At the end of the course students will be invited to give feedback on the course and teaching through a tool called SET or Qualtrics. The lecturers and course co-ordinators will consider all feedback.
Your feedback helps to improve the course and its delivery for all students.
Student Charter and Responsibilities
The Student Charter assumes and acknowledges that students are active participants in the learning process and that they have responsibilities to the institution and the international community of scholars. The University expects that students will act at all times in a way that demonstrates respect for the rights of other students and staff so that the learning environment is both safe and productive. For further information visit Student Charter (https://www.auckland.ac.nz/en/students/forms-policies-and-guidelines/student-policies-and-guidelines/student-charter.html).

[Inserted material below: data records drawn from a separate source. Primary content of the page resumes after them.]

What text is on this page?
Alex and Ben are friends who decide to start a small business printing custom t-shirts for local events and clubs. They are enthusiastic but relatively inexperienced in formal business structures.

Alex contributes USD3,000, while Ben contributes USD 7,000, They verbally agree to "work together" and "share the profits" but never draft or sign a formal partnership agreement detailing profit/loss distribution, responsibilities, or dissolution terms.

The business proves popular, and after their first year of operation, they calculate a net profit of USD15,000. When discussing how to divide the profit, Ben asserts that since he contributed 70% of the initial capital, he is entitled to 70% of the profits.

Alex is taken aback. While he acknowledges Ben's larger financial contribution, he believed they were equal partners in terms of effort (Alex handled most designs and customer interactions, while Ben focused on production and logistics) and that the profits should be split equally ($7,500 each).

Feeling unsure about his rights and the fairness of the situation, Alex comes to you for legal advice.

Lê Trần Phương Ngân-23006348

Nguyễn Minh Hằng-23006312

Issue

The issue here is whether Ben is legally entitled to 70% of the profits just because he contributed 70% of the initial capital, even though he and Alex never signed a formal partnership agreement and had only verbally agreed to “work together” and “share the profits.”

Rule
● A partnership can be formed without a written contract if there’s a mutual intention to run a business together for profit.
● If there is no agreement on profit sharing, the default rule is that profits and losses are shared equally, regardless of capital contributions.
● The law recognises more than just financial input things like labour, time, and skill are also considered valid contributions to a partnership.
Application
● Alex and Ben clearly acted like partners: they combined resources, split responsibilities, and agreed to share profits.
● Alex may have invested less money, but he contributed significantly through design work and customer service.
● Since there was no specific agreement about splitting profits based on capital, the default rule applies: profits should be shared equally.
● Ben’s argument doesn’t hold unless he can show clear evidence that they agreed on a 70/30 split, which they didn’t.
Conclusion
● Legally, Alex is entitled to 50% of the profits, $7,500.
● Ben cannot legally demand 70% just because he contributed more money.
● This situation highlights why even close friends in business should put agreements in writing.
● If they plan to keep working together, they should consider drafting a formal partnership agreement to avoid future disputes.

Elements of this outline may be subject to change. The latest information about the course will be available for enrolled students in Canvas.
In this course you may be asked to submit your coursework assessments digitally. The University reserves the right to conduct scheduled tests and examinations for this course online or through the use of computers or other electronic devices. Where tests or examinations are conducted online remote invigilation arrangements may be used. The final decision on the completion mode for a test or examination, and remote invigilation arrangements where applicable, will be advised to students at least 10 days prior to the scheduled date of the assessment, or in the case of an examination when the examination timetable is published.